S. Ebediyye kitabında şöyle bildiriliyor:
Kefaret-i namaz ve mübarek zamanlarda yapılan diğer ibadetler, kaza edilmiş olan farz namazların, kazaya bırakma ve kazasını geciktirme günahlarının affolması maksadıyla yapılan tevbenin, kabul olması içindir. Yoksa kılınmamış namazlar, kaza edilmedikçe, hiçbir suretle affolmaz. Nitekim oruç kefareti de, oruç borcunu ödemiyor.
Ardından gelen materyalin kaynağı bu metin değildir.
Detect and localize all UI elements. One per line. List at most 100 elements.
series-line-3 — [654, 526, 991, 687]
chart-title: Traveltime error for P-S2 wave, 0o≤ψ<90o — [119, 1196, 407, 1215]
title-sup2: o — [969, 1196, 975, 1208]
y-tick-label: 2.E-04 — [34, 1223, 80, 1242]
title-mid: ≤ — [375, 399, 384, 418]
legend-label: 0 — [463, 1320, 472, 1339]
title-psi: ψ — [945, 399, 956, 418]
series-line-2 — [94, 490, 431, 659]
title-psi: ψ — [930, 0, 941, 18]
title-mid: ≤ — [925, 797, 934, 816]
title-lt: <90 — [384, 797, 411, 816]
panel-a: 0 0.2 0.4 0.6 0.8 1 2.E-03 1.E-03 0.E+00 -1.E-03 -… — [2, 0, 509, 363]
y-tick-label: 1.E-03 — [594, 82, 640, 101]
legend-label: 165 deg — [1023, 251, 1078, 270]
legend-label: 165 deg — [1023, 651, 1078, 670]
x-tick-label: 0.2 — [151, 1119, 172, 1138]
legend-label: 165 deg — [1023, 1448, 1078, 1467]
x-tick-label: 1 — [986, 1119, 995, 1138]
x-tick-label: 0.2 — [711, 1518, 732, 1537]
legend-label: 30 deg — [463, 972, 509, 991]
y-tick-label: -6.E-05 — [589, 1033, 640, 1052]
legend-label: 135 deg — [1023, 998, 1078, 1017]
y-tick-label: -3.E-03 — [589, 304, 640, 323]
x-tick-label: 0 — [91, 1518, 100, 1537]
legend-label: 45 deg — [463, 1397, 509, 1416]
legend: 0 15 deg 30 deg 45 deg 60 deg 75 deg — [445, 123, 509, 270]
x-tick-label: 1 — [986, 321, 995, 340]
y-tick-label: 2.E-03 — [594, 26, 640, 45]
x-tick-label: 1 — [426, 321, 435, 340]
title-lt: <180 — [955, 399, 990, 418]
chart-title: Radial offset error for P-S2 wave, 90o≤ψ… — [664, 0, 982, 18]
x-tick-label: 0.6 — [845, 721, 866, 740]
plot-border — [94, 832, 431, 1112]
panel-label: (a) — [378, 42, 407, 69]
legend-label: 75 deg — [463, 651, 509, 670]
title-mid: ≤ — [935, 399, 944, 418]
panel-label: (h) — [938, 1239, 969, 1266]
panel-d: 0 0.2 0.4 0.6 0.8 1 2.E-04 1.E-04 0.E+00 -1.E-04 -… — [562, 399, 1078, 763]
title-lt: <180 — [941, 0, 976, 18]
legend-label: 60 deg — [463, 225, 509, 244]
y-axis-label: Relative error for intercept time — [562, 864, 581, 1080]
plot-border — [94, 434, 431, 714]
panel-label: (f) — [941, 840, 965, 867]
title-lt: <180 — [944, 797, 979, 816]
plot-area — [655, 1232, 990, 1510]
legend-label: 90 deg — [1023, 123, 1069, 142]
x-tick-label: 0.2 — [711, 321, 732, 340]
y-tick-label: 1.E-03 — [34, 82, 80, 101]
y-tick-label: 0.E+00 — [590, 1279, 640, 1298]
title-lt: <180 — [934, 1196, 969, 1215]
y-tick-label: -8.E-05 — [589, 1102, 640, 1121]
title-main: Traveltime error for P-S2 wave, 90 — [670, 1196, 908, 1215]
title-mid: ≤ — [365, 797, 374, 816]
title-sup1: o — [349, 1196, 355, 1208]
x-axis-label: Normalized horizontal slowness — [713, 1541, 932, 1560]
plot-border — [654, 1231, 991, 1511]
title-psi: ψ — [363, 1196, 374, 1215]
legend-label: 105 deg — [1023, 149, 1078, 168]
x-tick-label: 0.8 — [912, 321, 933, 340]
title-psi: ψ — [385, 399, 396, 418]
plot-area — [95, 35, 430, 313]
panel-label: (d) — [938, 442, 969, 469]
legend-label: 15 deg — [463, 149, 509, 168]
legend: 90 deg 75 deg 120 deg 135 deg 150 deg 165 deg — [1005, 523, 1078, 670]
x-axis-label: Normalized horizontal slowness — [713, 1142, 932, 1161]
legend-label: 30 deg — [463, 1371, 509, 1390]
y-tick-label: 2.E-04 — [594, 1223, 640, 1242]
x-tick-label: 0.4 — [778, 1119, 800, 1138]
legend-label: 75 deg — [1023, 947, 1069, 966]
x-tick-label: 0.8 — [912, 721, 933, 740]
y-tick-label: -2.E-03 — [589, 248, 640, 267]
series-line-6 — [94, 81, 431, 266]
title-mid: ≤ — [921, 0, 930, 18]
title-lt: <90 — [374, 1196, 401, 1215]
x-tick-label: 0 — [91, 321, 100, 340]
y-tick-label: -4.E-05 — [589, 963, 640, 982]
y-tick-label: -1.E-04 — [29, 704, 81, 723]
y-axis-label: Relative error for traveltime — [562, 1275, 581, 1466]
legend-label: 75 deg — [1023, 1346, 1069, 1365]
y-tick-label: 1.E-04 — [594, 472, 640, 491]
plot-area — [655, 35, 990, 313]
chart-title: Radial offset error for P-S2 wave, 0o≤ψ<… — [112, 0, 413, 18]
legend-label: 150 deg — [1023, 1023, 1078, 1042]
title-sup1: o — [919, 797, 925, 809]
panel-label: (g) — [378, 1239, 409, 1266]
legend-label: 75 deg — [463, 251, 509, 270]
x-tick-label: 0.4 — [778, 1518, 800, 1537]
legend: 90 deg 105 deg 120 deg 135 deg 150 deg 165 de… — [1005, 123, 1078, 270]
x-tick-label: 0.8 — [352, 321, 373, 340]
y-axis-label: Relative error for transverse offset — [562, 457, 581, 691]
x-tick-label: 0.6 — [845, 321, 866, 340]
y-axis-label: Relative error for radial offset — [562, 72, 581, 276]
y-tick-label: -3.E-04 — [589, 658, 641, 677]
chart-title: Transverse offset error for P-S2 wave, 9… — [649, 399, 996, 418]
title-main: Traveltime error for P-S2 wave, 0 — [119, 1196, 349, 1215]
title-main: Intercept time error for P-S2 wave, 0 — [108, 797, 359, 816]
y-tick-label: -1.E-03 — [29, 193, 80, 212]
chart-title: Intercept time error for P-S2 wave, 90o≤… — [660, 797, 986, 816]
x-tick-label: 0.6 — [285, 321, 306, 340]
Gün sayısınca orucun ayrıca kaza edilmesi de lazım oluyor.
Denizde damlaya talip olmak
Sual: Bir kimse kaza namazı kılmayıp ömür boyu teheccüd, kuşluk ve evvabin gibi sünnet olan nafile namazlar kılsa, kaza namazı borcundan kurtulmuş olur mu?
CEVAP
Asla kurtulmuş olmaz. İmam-ı Rabbani hazretleri buyuruyor ki:
Farzların yanında nafilenin hiç kıymeti yoktur. Deniz yanında damla bile değildir. (1/260)
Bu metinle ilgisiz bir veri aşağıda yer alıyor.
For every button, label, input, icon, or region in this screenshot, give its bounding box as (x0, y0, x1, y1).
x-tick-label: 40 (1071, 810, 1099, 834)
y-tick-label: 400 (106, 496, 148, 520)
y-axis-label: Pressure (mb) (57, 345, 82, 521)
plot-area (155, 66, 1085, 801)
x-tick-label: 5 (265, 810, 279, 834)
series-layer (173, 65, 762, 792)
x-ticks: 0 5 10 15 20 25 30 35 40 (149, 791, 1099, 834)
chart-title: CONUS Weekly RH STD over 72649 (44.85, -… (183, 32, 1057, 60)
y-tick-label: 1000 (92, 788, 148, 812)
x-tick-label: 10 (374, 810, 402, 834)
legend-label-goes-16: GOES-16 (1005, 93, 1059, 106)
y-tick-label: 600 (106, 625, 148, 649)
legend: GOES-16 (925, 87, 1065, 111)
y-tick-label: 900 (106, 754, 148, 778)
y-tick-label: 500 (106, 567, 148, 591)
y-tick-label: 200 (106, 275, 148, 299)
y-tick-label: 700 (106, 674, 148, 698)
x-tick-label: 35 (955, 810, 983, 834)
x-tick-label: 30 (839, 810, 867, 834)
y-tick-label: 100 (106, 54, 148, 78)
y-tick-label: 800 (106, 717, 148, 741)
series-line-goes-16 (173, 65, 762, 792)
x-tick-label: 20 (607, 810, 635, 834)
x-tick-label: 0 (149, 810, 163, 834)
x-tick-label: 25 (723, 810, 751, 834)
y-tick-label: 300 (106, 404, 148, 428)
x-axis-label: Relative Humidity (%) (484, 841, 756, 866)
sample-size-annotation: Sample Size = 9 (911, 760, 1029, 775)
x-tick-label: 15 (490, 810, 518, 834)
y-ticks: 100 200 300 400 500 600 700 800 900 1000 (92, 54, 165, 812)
Ömür boyu kıldığı bütün nafileler, bir farz namazın sevabına kavuşamaz. İslam âlimleri, (Farz kazası olanın nafilelerle meşgul olması ahmaklıktır) buyuruyor. Bir farzı vaktinde yapmakla, kazasını ödemek bile aynı değildir. Mesela bir kimse, Ramazan ayında farz bir orucu tutmayıp sonra kaza etse, hatta ömür boyu nafile oruç tutsa, o bir günün sevabına kavuşamaz. Bir hadis-i şerif meali şöyledir:
(Ramazanda bir gün oruç tutmayan, onun yerine bütün yıl oruç tutsa, Ramazandaki o bir günkü sevaba kavuşamaz.) [Tirmizi]
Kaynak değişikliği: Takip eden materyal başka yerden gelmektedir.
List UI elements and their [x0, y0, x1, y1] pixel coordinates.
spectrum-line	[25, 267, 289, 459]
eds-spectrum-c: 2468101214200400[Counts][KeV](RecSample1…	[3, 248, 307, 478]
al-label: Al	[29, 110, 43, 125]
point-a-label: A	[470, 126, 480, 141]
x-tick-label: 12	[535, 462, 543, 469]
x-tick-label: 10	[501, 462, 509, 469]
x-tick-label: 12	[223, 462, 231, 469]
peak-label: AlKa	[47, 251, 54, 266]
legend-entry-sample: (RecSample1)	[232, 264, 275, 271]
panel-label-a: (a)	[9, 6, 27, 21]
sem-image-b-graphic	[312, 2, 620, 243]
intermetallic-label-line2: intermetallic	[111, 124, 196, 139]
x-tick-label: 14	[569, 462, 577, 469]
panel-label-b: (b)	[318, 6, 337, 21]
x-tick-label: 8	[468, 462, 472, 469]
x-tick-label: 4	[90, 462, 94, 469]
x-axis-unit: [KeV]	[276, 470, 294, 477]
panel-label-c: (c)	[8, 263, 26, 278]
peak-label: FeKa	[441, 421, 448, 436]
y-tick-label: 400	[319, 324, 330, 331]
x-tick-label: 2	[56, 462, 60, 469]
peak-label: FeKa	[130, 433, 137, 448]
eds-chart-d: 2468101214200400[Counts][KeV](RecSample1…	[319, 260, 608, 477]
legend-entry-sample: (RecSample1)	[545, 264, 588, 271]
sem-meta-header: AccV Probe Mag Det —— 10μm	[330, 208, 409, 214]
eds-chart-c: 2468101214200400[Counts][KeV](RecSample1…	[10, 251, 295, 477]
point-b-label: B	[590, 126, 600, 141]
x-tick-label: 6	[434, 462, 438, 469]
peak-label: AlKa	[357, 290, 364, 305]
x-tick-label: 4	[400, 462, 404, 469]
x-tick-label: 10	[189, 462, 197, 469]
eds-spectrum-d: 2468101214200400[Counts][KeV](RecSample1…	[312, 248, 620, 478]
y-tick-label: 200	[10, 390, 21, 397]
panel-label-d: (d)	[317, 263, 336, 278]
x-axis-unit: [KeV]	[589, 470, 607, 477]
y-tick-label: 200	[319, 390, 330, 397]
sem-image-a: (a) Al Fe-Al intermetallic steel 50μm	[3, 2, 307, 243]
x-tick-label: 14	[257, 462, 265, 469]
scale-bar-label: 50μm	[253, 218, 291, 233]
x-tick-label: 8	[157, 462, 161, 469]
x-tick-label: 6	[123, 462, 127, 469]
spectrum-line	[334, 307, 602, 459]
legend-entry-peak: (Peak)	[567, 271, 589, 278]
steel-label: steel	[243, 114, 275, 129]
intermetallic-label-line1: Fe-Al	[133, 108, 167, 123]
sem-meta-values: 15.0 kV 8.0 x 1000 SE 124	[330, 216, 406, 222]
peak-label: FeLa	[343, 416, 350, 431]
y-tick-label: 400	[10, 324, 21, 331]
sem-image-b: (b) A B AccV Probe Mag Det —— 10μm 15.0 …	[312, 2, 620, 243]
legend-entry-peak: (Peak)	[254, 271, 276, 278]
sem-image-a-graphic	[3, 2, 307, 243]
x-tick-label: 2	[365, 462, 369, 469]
Bu hadis-i şerif, farzları vaktinde eda etmenin önemini açıkça gösteriyor. Kaza etmekle bile bu sevaba kavuşulamayacağı bildiriliyor. Hele kaza etmeyip de nafilelerle meşgul olmayı, İslam âlimleri ahmaklık olarak nitelendiriyor. Sünnetlerin de nâfile hükmüne dâhil olduğu, bütün fıkıh kitaplarında açıkça yazıyor.